Der zweite Teil der UJS-Serie soll, ja muß mit einer kleinen Richtigstellung beginnen.


Diese lieferte Anton Bally, rühriger ETA-Chef, auf Anfrage leider erst nach Produktionsbeginn der zurückliegenden Ausgabe von Uhren Juwelen Schmuck. Trotzdem an dieser Stelle ganz herzlichen Dank: »Heute unterhält die ETA S.A. allein in der Schweiz insgesamt 15 Produktionsstätten, wobei sich die wichtigsten Stützpunkte in Grenchen (Unternehmensleitung, Forschung und Entwicklung, Finanzen, Administration, Marketing und Verkauf sowie natürlich auch Produktion), Bettlach, Fontainemelon, Mendrisio, Sion sowie Vallée de Joux befinden.
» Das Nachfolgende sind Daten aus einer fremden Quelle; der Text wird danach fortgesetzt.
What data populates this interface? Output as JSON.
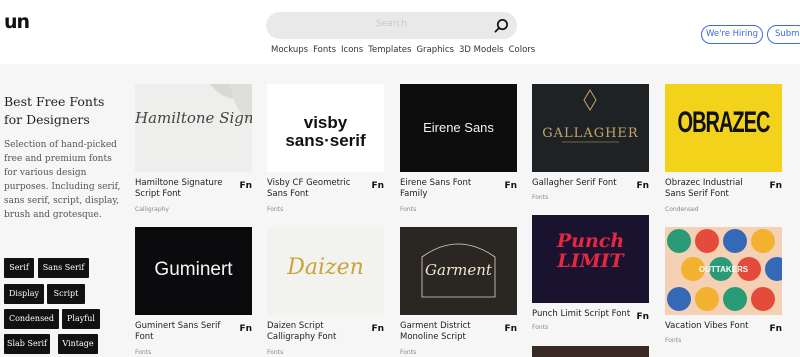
{
  "header": {
    "logo": "un",
    "search_placeholder": "Search",
    "nav": [
      "Mockups",
      "Fonts",
      "Icons",
      "Templates",
      "Graphics",
      "3D Models",
      "Colors"
    ],
    "hiring_label": "We're Hiring",
    "submit_label": "Submi"
  },
  "sidebar": {
    "title": "Best Free Fonts for Designers",
    "description": "Selection of hand-picked free and premium fonts for various design purposes. Including serif, sans serif, script, display, brush and grotesque.",
    "tags": [
      "Serif",
      "Sans Serif",
      "Display",
      "Script",
      "Condensed",
      "Playful",
      "Slab Serif",
      "Vintage"
    ]
  },
  "cards": [
    {
      "title": "Hamiltone Signature Script Font",
      "category": "Calligraphy",
      "badge": "Fn",
      "preview": "Hamiltone Signature"
    },
    {
      "title": "Visby CF Geometric Sans Font",
      "category": "Fonts",
      "badge": "Fn",
      "preview": "visby sans·serif"
    },
    {
      "title": "Eirene Sans Font Family",
      "category": "Fonts",
      "badge": "Fn",
      "preview": "Eirene Sans"
    },
    {
      "title": "Gallagher Serif Font",
      "category": "Fonts",
      "badge": "Fn",
      "preview": "GALLAGHER"
    },
    {
      "title": "Obrazec Industrial Sans Serif Font",
      "category": "Condensed",
      "badge": "Fn",
      "preview": "OBRAZEC"
    },
    {
      "title": "Guminert Sans Serif Font",
      "category": "Fonts",
      "badge": "Fn",
      "preview": "Guminert"
    },
    {
      "title": "Daizen Script Calligraphy Font",
      "category": "Fonts",
      "badge": "Fn",
      "preview": "Daizen"
    },
    {
      "title": "Garment District Monoline Script",
      "category": "Fonts",
      "badge": "Fn",
      "preview": "Garment"
    },
    {
      "title": "Punch Limit Script Font",
      "category": "Fonts",
      "badge": "Fn",
      "preview": "Punch LIMIT"
    },
    {
      "title": "Vacation Vibes Font",
      "category": "Fonts",
      "badge": "Fn",
      "preview": "OUTTAKERS"
    }
  ]
}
Hinzu kommen noch ein Betrieb in Pforzheim, zwei Fabrikationsstätten in Frankreich sowie je eine Fabrik in China, Malaysia und Thailand. Die hier erzeugten Werke sind für Uhren ohne die Aufschrift »Swiss Made« bestimmt.«
Explosionsdarstellung des Kalibers Felsa 692 aus dem Jahr 1942..


Der Weg zum ETA-Rotor
Zur hinreichenden Ausleuchtung des Phänomens ETA steht auch der zweite Teil dieser Serie im Zeichen einer Rückblende. Und das aus gutem Grund: Das Fundament für die aktuellen ETA-Automaten legte nämlich wiederum die Eterna, und zwar im Jahr 1939. Als Flugzeuge die 10.500 Kilometer lange Strecke Berlin-Bangkok in fünf Tagen bewältigten, als die »Me 109« sagenhafte 755 km/h erreichte und Zarah Leander unter der Regie von Carl Froelich in »Es war eine rauschende Ballnacht« zahlreiche Herzen eroberte, präsentierte die Grenchener ETA-Ur-Mutter ihre ersten, 12-linigen Selbstaufzugs-Kaliber 834 und 835 mit rotierendem, durch Pufferfedern begrenzten Hammer.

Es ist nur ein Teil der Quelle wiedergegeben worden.